By Yadira Birseno
When you think of high school, what’s the first thing that comes to your mind? To me it would be the word “hard”. We could all agree that high school can be very challenging, but imagine how much harder it would be if a teacher decides to give up on you. If they decide that, you are not worth their time.
I am one of those students. Once in 5th grade I got told that I wasn't going to make it very far. That teacher kept reminding me that I wasn’t as smart as other students, but she wouldn't just tell me, she would tell multiple people. She made us think that we weren’t smart enough.
I memory that I have clearly about that class is that she would sit people depending on how they behaved. On one side of the class she would have the “smart people” and on the other side she would have “troublemakers”. I would sit with the “troublemakers”. The reason according to her on why she did this is because she didn’t want the “troublemakers” to distract the other students.

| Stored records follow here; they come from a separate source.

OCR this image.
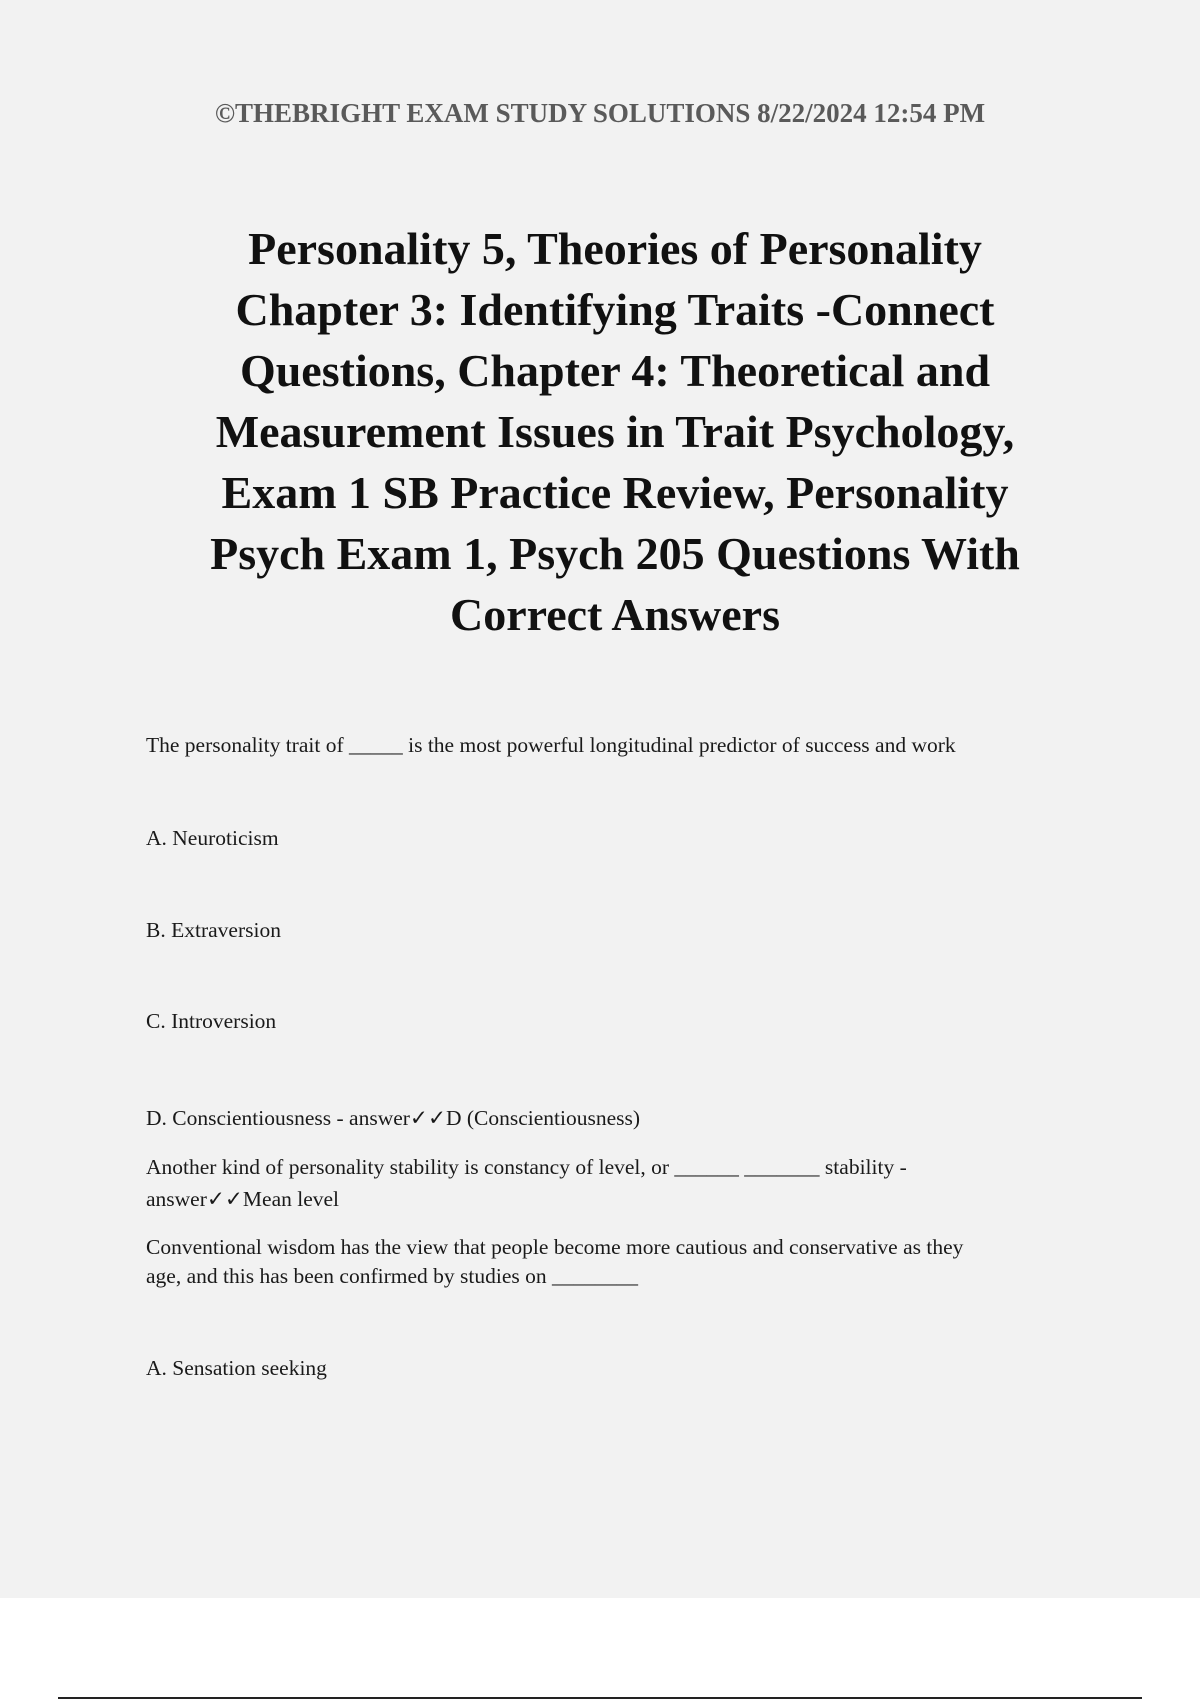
©THEBRIGHT EXAM STUDY SOLUTIONS 8/22/2024 12:54 PM
Personality 5, Theories of Personality
Chapter 3: Identifying Traits -Connect
Questions, Chapter 4: Theoretical and
Measurement Issues in Trait Psychology,
Exam 1 SB Practice Review, Personality
Psych Exam 1, Psych 205 Questions With
Correct Answers
The personality trait of _____ is the most powerful longitudinal predictor of success and work
A. Neuroticism
B. Extraversion
C. Introversion
D. Conscientiousness - answer✓✓D (Conscientiousness)
Another kind of personality stability is constancy of level, or ______ _______ stability -
answer✓✓Mean level
Conventional wisdom has the view that people become more cautious and conservative as they
age, and this has been confirmed by studies on ________
A. Sensation seeking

She would only focus on one side, she would give all her attention to the side where all of the “smart kids” were.
Back then I would blame myself. I would tell myself that it was because I wasn’t smart like them. I thought that for the whole year but as I grew older I realized that it wasn’t me.
But despite it all, here I am, almost six years later, passing all of my classes with a GPA of 3.8. I know that there are some students here in Yerba Buena highschool that are going through the same thing.
I’m not saying that all teachers are bad. I’m just saying that some teachers could do a better job at teaching. Depending on the person that you ask there will be different responses that you're going to receive. The teachers blame it on the students and the students blame it on the teachers.
Ms. Gerodias, a math teacher at Yerba Buena High School says, “A teacher does 50% and the other 50% has to come from the student”.
I agree with her because I get it. There is just so much that a teacher can do to help a student out but it doesn’t always work out.
Every class has the smart students and the students who struggle a little more, and I’m not going to say that those students who struggle are more dumb becuase their not. I belive that theres no one thats dumb, it’s just that some students aren’t given the proper teaching.
Yoce Robles, a junior at Yerba Buena High School, is one of the students that had the luck to have the same teacher for 2 years in a row, but for her it wasn’t so much luck.
It wasn’t luck because that was the same class that she received an F for both semesters in the previous year, and I get that people are going to blame Yoce for failing that class but this year is a different story for Yoce.
Right now she has an A for math 2. Yoce believes that the reason why she didn't pass math 1 or math 2 is because of the teacher. “If there is no help, how's the student going to pass? It takes two people to pass a class,” she said.
She says that as time went on, the teacher decided to kinda give up on her “When I was in math, [the teacher] wouldn't come up to me and asked me if I needed help, [they] would just look at me and say nothing”.
This is when Yoce started to believe that her teacher didn’t care about her anymore. If you were to ask the teacher, she would blame Yoce for not asking for help.
Even though her teacher saw that she was failing, they never suggested recovery for Yoce, so Yoce was never really aware of the dates that recovery was on.
A lot of students don’t even know what recovery is. Ms. Delahunta, a recovery teacher, says that “Recovery helps a student learn something that they didn’t understand in a class and then get graduation credit”.
But even Ms. Delunta thinks that recovery can be challenging, “I think that sometimes it’s hard for students to be consisted of one day after school, sometimes they doubt that it’s going to be helpful and it’s very long”.
She's not wrong, recovery is after school on Wednesdays for 2 hour and it goes on for the whole semester, so sometimes students struggle on being consisted, and the only way to receive your full credits is to complete the whole course.
Sometimes it's not even the students fault on why they failed the class. A study by the Opportunity Myth stated, “Only 16 percent of lessons that were observed had strong structions”.
But if you got to ask a teacher on why a student is failing, they are going to blame the student. They’re going to say “it’s the student’s fault” but I don’t think that it’s the student's fault because I have been there personally.
My freshman year I suffered the same thing that Yoce did. As a matter of fact, I had the same teacher that she did. I know the struggle that Yoce went through. The only difference is that I decided to change my teacher. It was a hard process to change my class just because the first quarter was about to end, but once I did my grade went up to an A.
Feeling that anxiety of not passing a class can be very stressful, Yoce felt this feeling for her freshman and sophomore years. She said, “I got worried a lot because I wasn’t getting the credits that were being required”.
I know that some people could relate to Yoce. We get so focused on getting that grade up that in the moment your grade is all that matters, and this is made because of all the pressure that a teacher puts on you.
How are we supposed to put our part in if teachers don’t put there’s in?